You can get creative with paint colors and designs outside the birdhouse. Try complementary shades that match your home exterior, or paint motifs inspired by nature. Just know that while a light interior helps the nest stay warm, a darker, natural shade on the exterior will be least disturbing for birds.
Add Decorative Accents
A basic birdhouse can be dressed up with charming decorative accents to catch the eyes of birds and provide visual interest. Here are some easy ways to embellish your bird sanctuary:
- Wrap a vine or wreath around the entrance
- Adorn with moss or succulents in planters
- Attach an ornamental nesting box sign
- Carve or wood-burn designs into the exterior
- Add window boxes overflowing with flowers
- Paint or stencil motifs onto side panels
- Embellish the roof with ceramic birds or nests
- Suspend a twig wreath, windchime or glass bird feeder nearby
The options for customizing and enhancing your birdhouse are endless. Get creative with colors, textures, shapes and motifs to create an ornamental accent that’s picture perfect in your yard.

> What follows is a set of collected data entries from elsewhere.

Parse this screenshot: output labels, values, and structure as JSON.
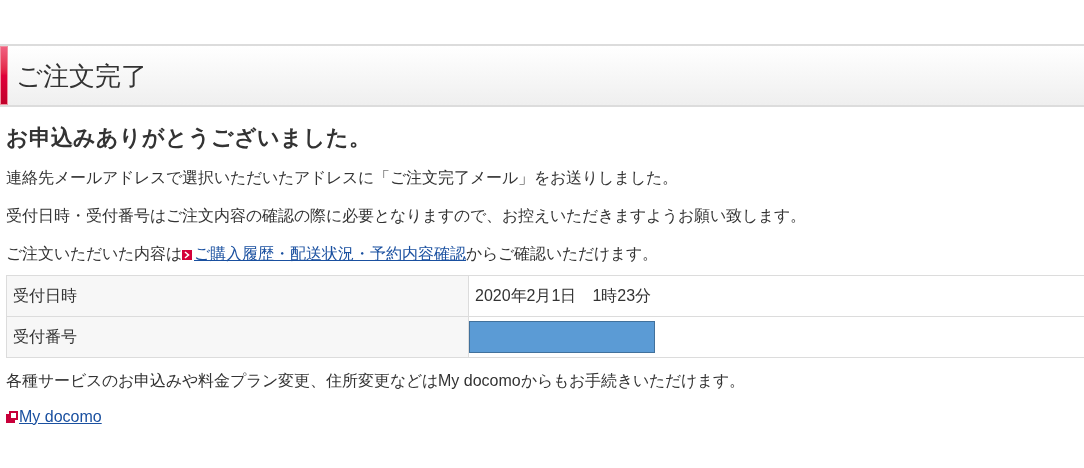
{
  "page_title": "ご注文完了",
  "heading": "お申込みありがとうございました。",
  "paragraphs": [
    "連絡先メールアドレスで選択いただいたアドレスに「ご注文完了メール」をお送りしました。",
    "受付日時・受付番号はご注文内容の確認の際に必要となりますので、お控えいただきますようお願い致します。"
  ],
  "link_sentence": {
    "before": "ご注文いただいた内容は",
    "link": "ご購入履歴・配送状況・予約内容確認",
    "after": "からご確認いただけます。"
  },
  "table": {
    "rows": [
      {
        "label": "受付日時",
        "kind": "text",
        "value": "2020年2月1日　1時23分"
      },
      {
        "label": "受付番号",
        "kind": "redacted"
      }
    ]
  },
  "note": "各種サービスのお申込みや料金プラン変更、住所変更などはMy docomoからもお手続きいただけます。",
  "external_link": "My docomo"
}
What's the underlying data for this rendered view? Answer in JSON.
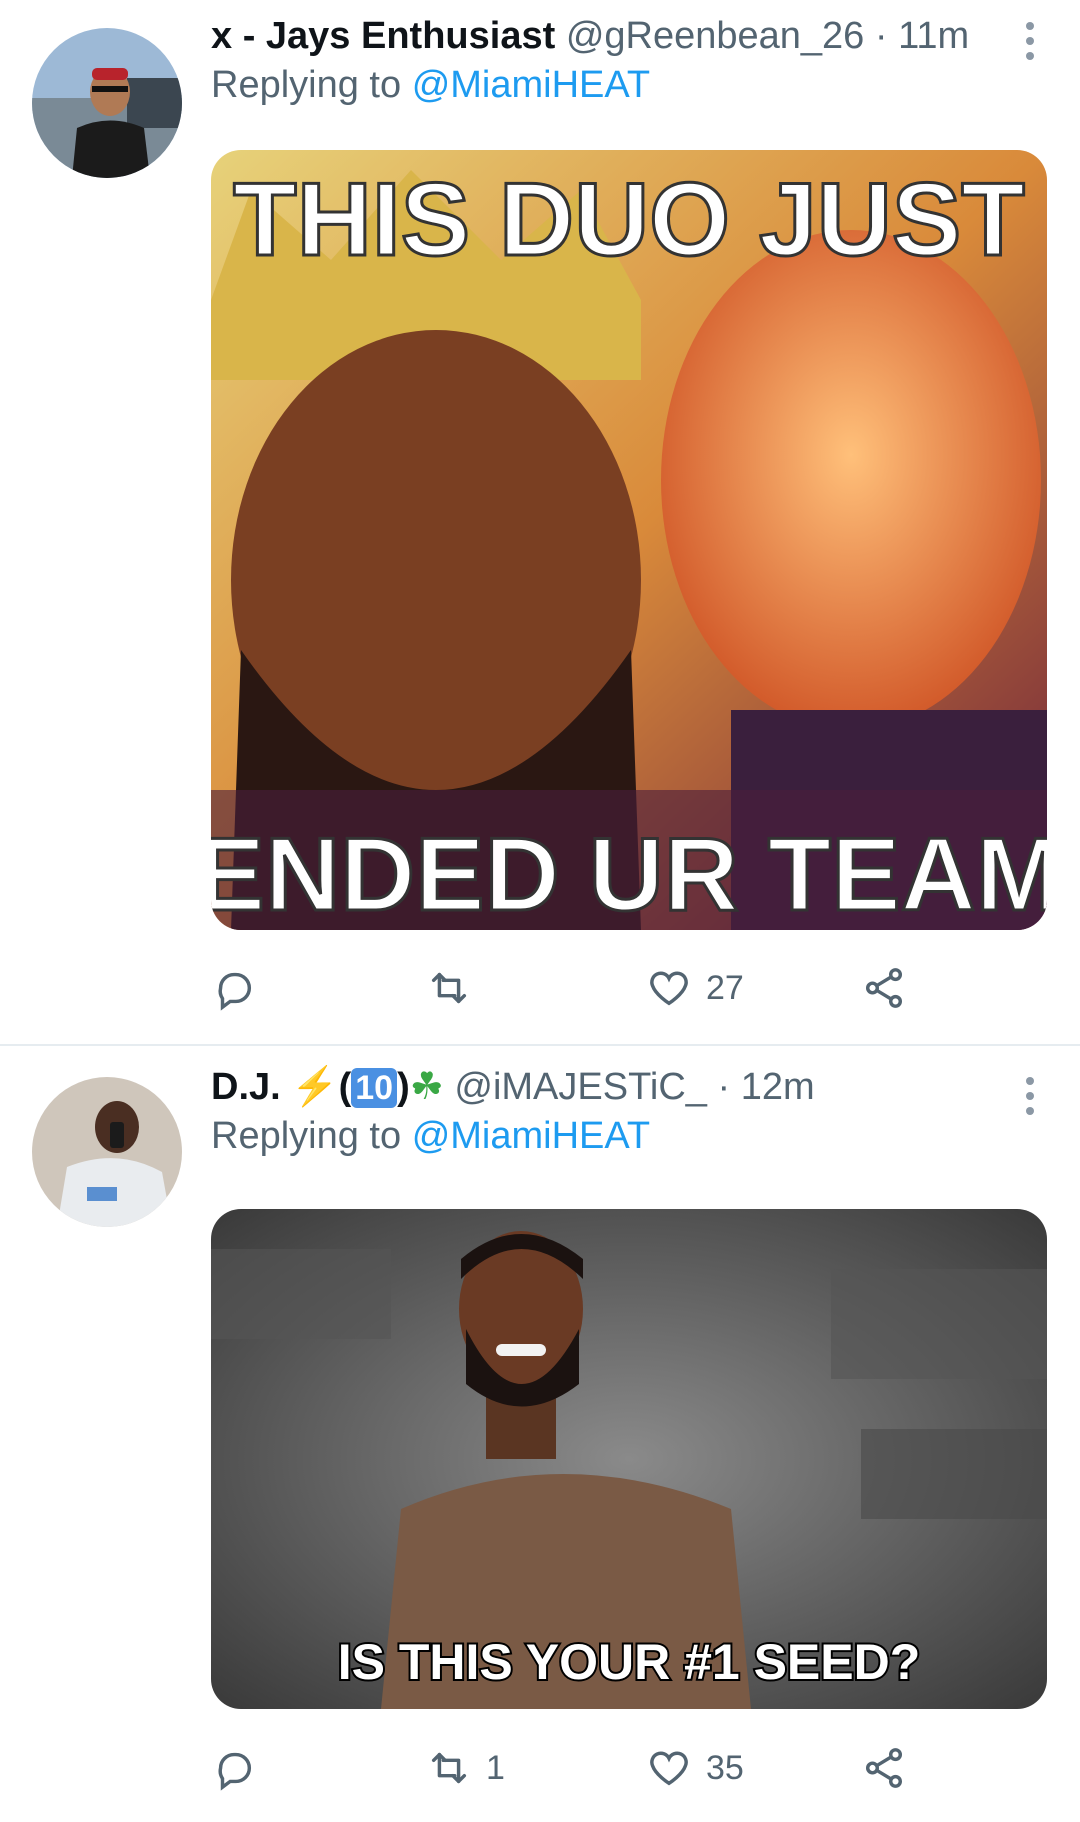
{
  "tweets": [
    {
      "display_name": "x - Jays Enthusiast",
      "handle": "@gReenbean_26",
      "separator": "·",
      "time": "11m",
      "replying_prefix": "Replying to",
      "replying_to": "@MiamiHEAT",
      "media_text_top": "THIS DUO JUST",
      "media_text_bottom": "ENDED UR TEAM",
      "counts": {
        "reply": "",
        "retweet": "",
        "like": "27"
      }
    },
    {
      "display_name": "D.J.",
      "name_emoji_bolt": "⚡",
      "name_emoji_open": "(",
      "name_emoji_number": "10",
      "name_emoji_close": ")",
      "name_emoji_clover": "☘",
      "handle": "@iMAJESTiC_",
      "separator": "·",
      "time": "12m",
      "replying_prefix": "Replying to",
      "replying_to": "@MiamiHEAT",
      "media_caption": "IS THIS YOUR #1 SEED?",
      "counts": {
        "reply": "",
        "retweet": "1",
        "like": "35"
      }
    }
  ],
  "icons": {
    "reply": "reply-icon",
    "retweet": "retweet-icon",
    "like": "heart-icon",
    "share": "share-icon",
    "more": "more-vertical-icon"
  },
  "colors": {
    "link": "#1d9bf0",
    "secondary_text": "#536471",
    "divider": "#e6ecf0"
  }
}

Offer Birdhouse Accommodations
To appeal to the widest range of bird species, consider installing more than one type of birdhouse in your backyard. Different cavity nesters have preferences for box height, depth, entrance size and interior volume. Providing an assortment of tailored nesting sites will welcome more varieties of birds.
Here are some multi-unit birdhouse options:
- Triple decker birdhouse – With stacked units, offers small, medium and large nesting cavities
- Birdhouse cluster – Group houses of different shapes/sizes mounted close together
- Birdhouse pole – Multiple boxes mounted on apole, tailored to specific species
- Birdhouse shed – Mini shed structure with built-in nesting nooks
Position the different units within sight of each other to provide attractive housing opportunities for more birds with less competition.
Provide Proper Maintenance
The best looking birdhouse will go unused if not properly maintained. You’ll need to do some simple annual upkeep to ensure your bird sanctuary remains clean, pest-free and inviting.
Here are some key maintenance tips:
- Monitor boxes weekly during nesting season. Clean out old nests after young have fledged.
- Remove any abandoned or unviable eggs or nestlings to deter predators.
- Use a weak bleach solution to scrub out soiled interior cavities after each brood.
- Check for leaks, cracks or damage. Make any needed repairs.
- Apply fresh protective stain or paint every 2-3 years.
- Clean entrance holes of obstructions, fecal matter and parasites.
- Sprinkle diatomaceous earth or install insecticidal bags to deter nest mites.
With routine cleaning and upkeep, your bird sanctuary will remain a beloved home for generations of wild birds to raise their young.
Making your backyard birdhouse attractive to native birds takes a combination of strategic placement, ideal design, protective finishes and decorative details. By following the tips above, you can create a coveted home that welcomes charming feathered lodgers season after season. Just be sure to provide proper maintenance and accommodation options to keep a variety of cavity nesting birds returning to your avian abode.
With a well-situated and thoroughly bird-friendly birdhouse, you’ll soon enjoy the sights and sounds of happy hatchlings chirping under your eaves. So go ahead, give your bird real estate the makeover it deserves to be the dream des res of your yard!